Returns a Thymeleaf web form (i.e. HTML) that enables the curator to enter the details needed in order to generate an MRG.

POST /ctwg/mrg

Expects o.t.c.m.t.api.MRGParams which essentially are the fields from the above form.

Once validated this invokes the MRGGlossaryGenerator.

o.t.c.t.m.processors.MRGGlossaryGenerator

This class orchestrates the glossary generation. It can be run in two modes, local or web although since moving to Spring Boot,  the local path is somewhat deprecated and could be removed (as the application can be run up in web mode locally by just running Spring)

The generate method is the key operation in the class and the log messages in this method describe the six steps:

  1. Parse the Scope Administration File
  2. Resolve local and remote scopes
  3. Create the terminology section of the MRG
  4. Parse terms from the local scope
  5. Parse (and filter) terms from the remote scope
  6. Write the MRG to file

The following classes support the MRGGlossaryGenerator

o.t.c.t.m.connectors.GithubConnector

This uses the org.kohsuke.github-api to connect to Github in order to read the curated texts and Scope Administration files there.

o.t.c.t.m.connectors.LocalFSConnector

This class is deprecated as per the comments above, local access is no longer supported. It could be removed along with the other local run hooks.

o.t.c.t.m.processors.ModelWrangler

The Generator uses a number of Java object models to hold the data in the MRG (see below). The ModelWrangler produces and manipulates these classes on behalf of the Generator.
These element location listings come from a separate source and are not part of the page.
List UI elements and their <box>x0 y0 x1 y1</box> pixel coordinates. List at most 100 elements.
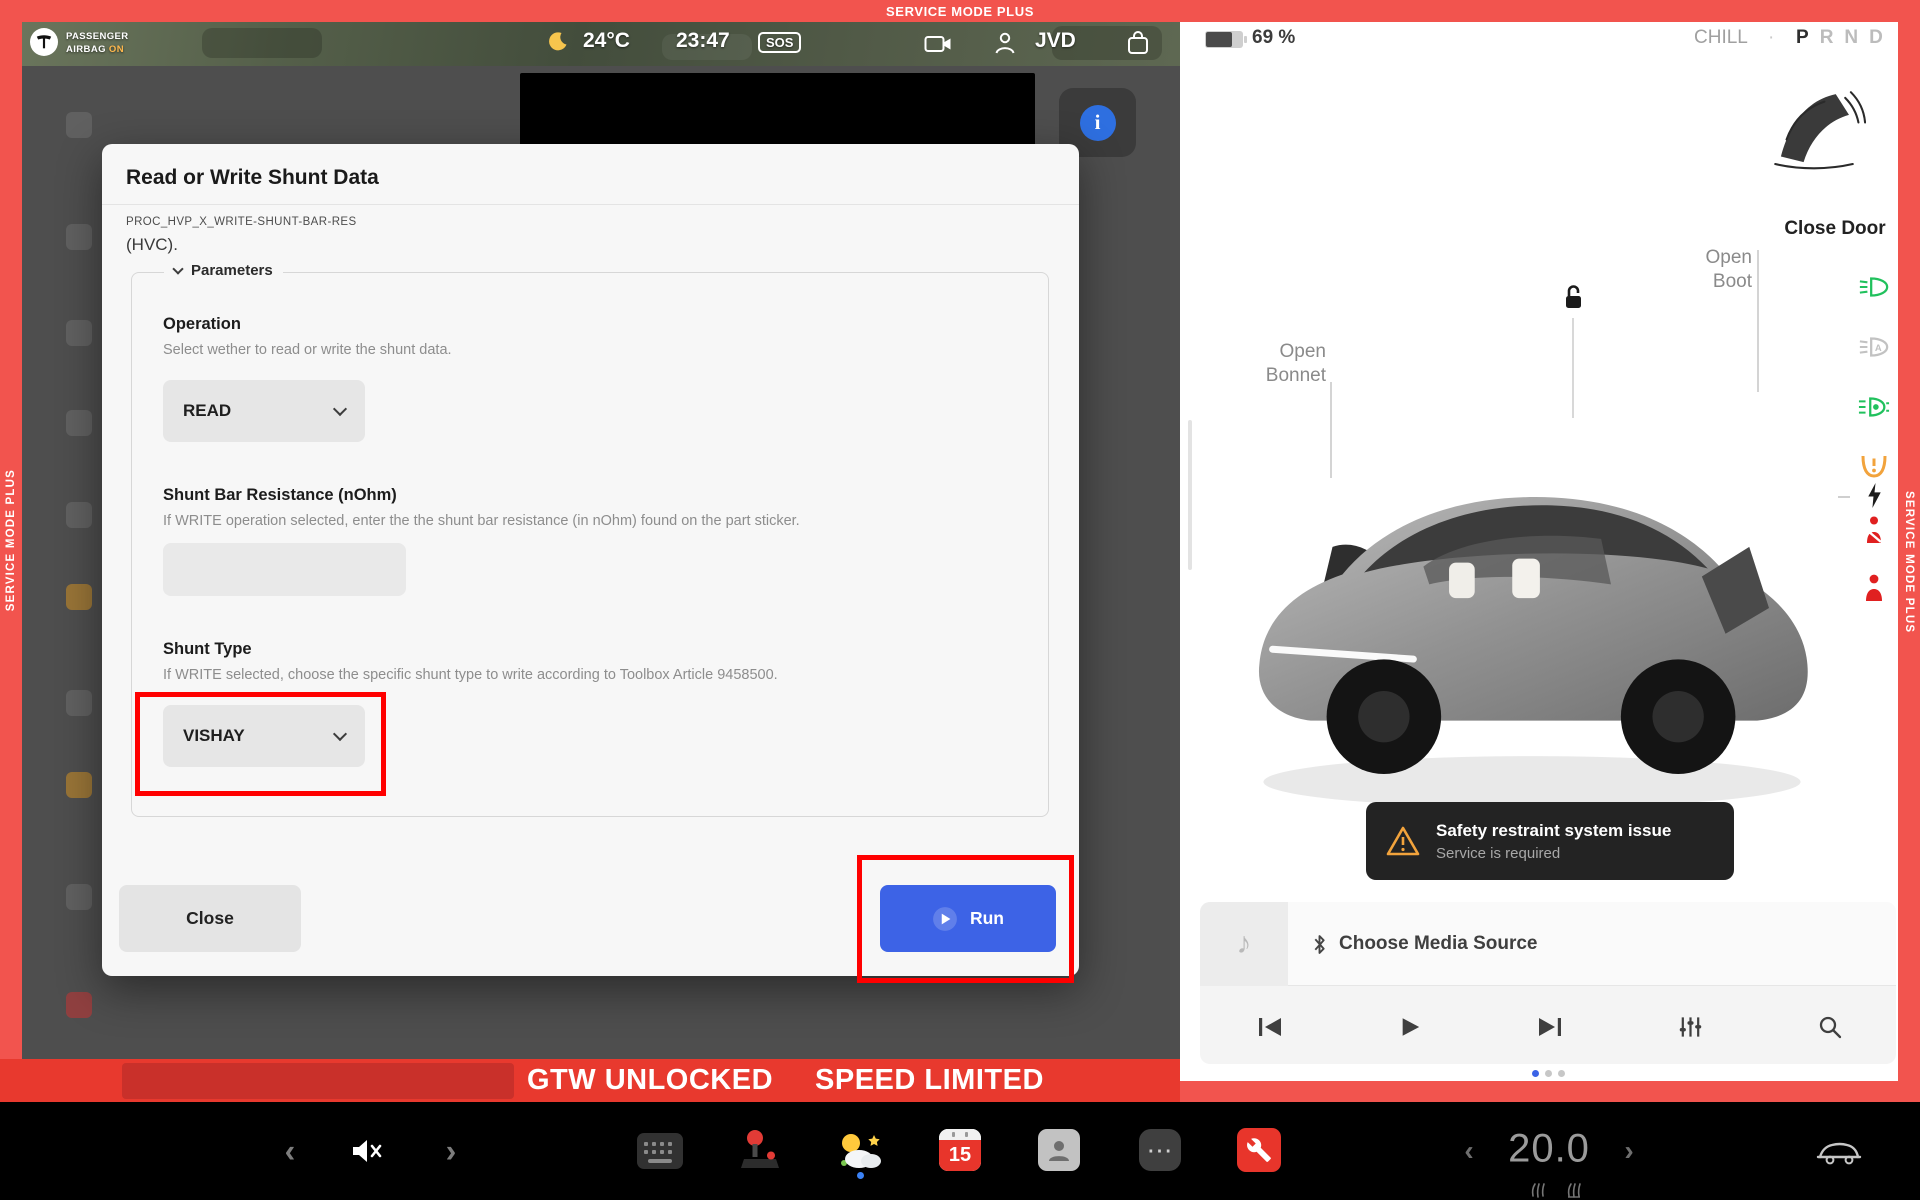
nav-back-chevron[interactable]: ‹ <box>285 1133 296 1170</box>
shunt-type-dropdown[interactable]: VISHAY <box>163 705 365 767</box>
moon-icon <box>546 31 568 58</box>
frame-right: SERVICE MODE PLUS <box>1898 22 1920 1102</box>
weather-app-button[interactable] <box>837 1130 883 1170</box>
open-boot-line2: Boot <box>1660 270 1752 294</box>
outside-temperature: 24°C <box>583 29 630 53</box>
parameters-legend[interactable]: Parameters <box>164 262 283 279</box>
parameters-label: Parameters <box>191 262 273 279</box>
car-icon <box>1816 1136 1862 1166</box>
driver-profile-label[interactable]: JVD <box>1035 29 1076 53</box>
page-dot-active[interactable] <box>1532 1070 1539 1077</box>
media-source-row[interactable]: ♪ Choose Media Source <box>1200 902 1896 986</box>
tpms-warning-icon <box>1859 452 1889 485</box>
service-mode-left-label: SERVICE MODE PLUS <box>5 469 17 611</box>
background-list-hint <box>66 410 92 436</box>
screen: PASSENGER AIRBAG ON 24°C 23:47 SOS JVD i… <box>0 0 1920 1200</box>
background-list-hint <box>66 884 92 910</box>
media-pagination-dots[interactable] <box>1532 1070 1565 1077</box>
open-boot-button[interactable]: Open Boot <box>1660 246 1752 294</box>
battery-percent: 69 % <box>1252 27 1295 49</box>
equalizer-button[interactable] <box>1673 1010 1707 1044</box>
wrench-icon <box>1237 1128 1281 1172</box>
airbag-line1: PASSENGER <box>66 31 129 42</box>
frame-bottom-right <box>1180 1081 1920 1102</box>
modal-title: Read or Write Shunt Data <box>126 166 1055 190</box>
tesla-t-icon <box>35 33 53 51</box>
skip-next-button[interactable] <box>1533 1010 1567 1044</box>
active-app-dot <box>857 1172 864 1179</box>
joystick-icon <box>740 1128 780 1172</box>
close-door-button[interactable]: Close Door <box>1770 218 1900 240</box>
gtw-banner: GTW UNLOCKED SPEED LIMITED <box>0 1059 1180 1102</box>
open-bonnet-button[interactable]: Open Bonnet <box>1238 340 1326 388</box>
page-dot[interactable] <box>1545 1070 1552 1077</box>
calendar-icon: 15 <box>939 1129 981 1171</box>
close-button-label: Close <box>186 908 234 929</box>
safety-alert-toast[interactable]: Safety restraint system issue Service is… <box>1366 802 1734 880</box>
arcade-app-button[interactable] <box>740 1128 780 1172</box>
shunt-bar-resistance-input[interactable] <box>163 543 406 596</box>
info-icon: i <box>1080 105 1116 141</box>
gear-d[interactable]: D <box>1869 27 1883 49</box>
taskbar: ‹ › <box>0 1102 1920 1200</box>
tick-dash <box>1838 496 1850 498</box>
gear-r[interactable]: R <box>1820 27 1834 49</box>
page-dot[interactable] <box>1558 1070 1565 1077</box>
keyboard-icon <box>637 1133 683 1169</box>
frame-left: SERVICE MODE PLUS <box>0 22 22 1059</box>
background-list-hint <box>66 224 92 250</box>
search-button[interactable] <box>1813 1010 1847 1044</box>
close-button[interactable]: Close <box>119 885 301 952</box>
scrollbar[interactable] <box>1188 420 1192 570</box>
background-list-hint <box>66 690 92 716</box>
chevron-down-icon <box>333 726 347 740</box>
profile-icon[interactable] <box>993 31 1017 60</box>
lightning-bolt-icon <box>1866 482 1883 514</box>
service-app-button[interactable] <box>1237 1128 1281 1172</box>
procedure-id: PROC_HVP_X_WRITE-SHUNT-BAR-RES <box>126 216 1055 228</box>
media-source-label: Choose Media Source <box>1339 933 1538 955</box>
contacts-icon <box>1038 1129 1080 1171</box>
muted-speaker-icon <box>350 1136 384 1166</box>
camera-icon[interactable] <box>924 34 952 59</box>
bag-icon[interactable] <box>1126 30 1150 61</box>
shunt-type-description: If WRITE selected, choose the specific s… <box>163 667 1048 683</box>
battery-icon <box>1205 31 1243 48</box>
background-list-hint-warning <box>66 584 92 610</box>
gear-n[interactable]: N <box>1844 27 1858 49</box>
keyboard-app-button[interactable] <box>637 1133 683 1169</box>
mute-button[interactable] <box>350 1136 384 1166</box>
front-defrost-icon[interactable] <box>1530 1182 1546 1200</box>
drive-mode-label: CHILL <box>1694 27 1748 49</box>
open-door-sketch-icon <box>1762 80 1866 185</box>
play-icon <box>932 906 958 932</box>
passenger-occupancy-icon <box>1860 572 1888 607</box>
temp-down-chevron[interactable]: ‹ <box>1464 1135 1473 1167</box>
temp-up-chevron[interactable]: › <box>1624 1135 1633 1167</box>
climate-temperature[interactable]: 20.0 <box>1508 1127 1590 1172</box>
skip-previous-button[interactable] <box>1253 1010 1287 1044</box>
operation-dropdown[interactable]: READ <box>163 380 365 442</box>
climate-controls-button[interactable] <box>1816 1136 1862 1166</box>
chevron-down-icon <box>172 263 183 274</box>
service-mode-right-label: SERVICE MODE PLUS <box>1903 491 1915 633</box>
play-button[interactable] <box>1393 1010 1427 1044</box>
contacts-app-button[interactable] <box>1038 1129 1080 1171</box>
sos-badge[interactable]: SOS <box>758 32 801 53</box>
nav-forward-chevron[interactable]: › <box>446 1133 457 1170</box>
shunt-type-label: Shunt Type <box>163 640 1048 659</box>
redacted-block <box>520 73 1035 147</box>
calendar-app-button[interactable]: 15 <box>939 1129 981 1171</box>
run-button[interactable]: Run <box>880 885 1056 952</box>
operation-label: Operation <box>163 315 1048 334</box>
gear-p[interactable]: P <box>1796 27 1809 49</box>
alert-subtitle: Service is required <box>1436 845 1671 862</box>
bluetooth-icon <box>1312 934 1327 955</box>
rear-defrost-icon[interactable] <box>1566 1182 1582 1200</box>
speed-limited-label: SPEED LIMITED <box>815 1064 1044 1097</box>
unlocked-padlock-icon[interactable] <box>1558 282 1588 319</box>
music-note-icon: ♪ <box>1237 927 1252 961</box>
running-lights-icon <box>1858 396 1890 423</box>
open-boot-line1: Open <box>1660 246 1752 270</box>
more-apps-button[interactable]: ⋯ <box>1139 1129 1181 1171</box>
o.t.c.t.m.processors.YAMLWrangler

Serialises and deserialises the Java object models to an from YAML, using the Jackson libraries and in particular its YAMLFactory

o.t.c.t.m.processors.TermsFilter

This enables the terms filtering (adding and removing terms based on matching their attributes) specified in the MRG specification. This part of the specification was still under consideration when the first implementation was complete so it's likely that this area might change.

Key Classes - Data

These are the most important classes in the object model.

o.t.c.t.m.model.SAFModel

This is a Java representation of a Scope Administration File and is used by the generator as the primary reference as to which version of a scope to use, the location of the terms, the location of the glossaries etc.

o.t.c.t.m.model.Scope

A local scope which will define the tags, location of the MRG, glossary etc.

o.t.c.t.m.model.GeneratorContext

This extracts data for each of the scopes (i.e. the one local scope and zero or more remote scopes) needed to make up the MRG and holds it in a convenient object. This object is used by the Generator and its dependents to determine where to fetch and store the data needed to construct an MRG.

o.t.c.t.m.model.Term

A curated term with as it appears in the scope.

o.t.c.t.m.model.MRGEntry

A term as it appears in an MRG.

o.t.c.t.m.model.MRGModel

The Java representation of the file we will ultimately output.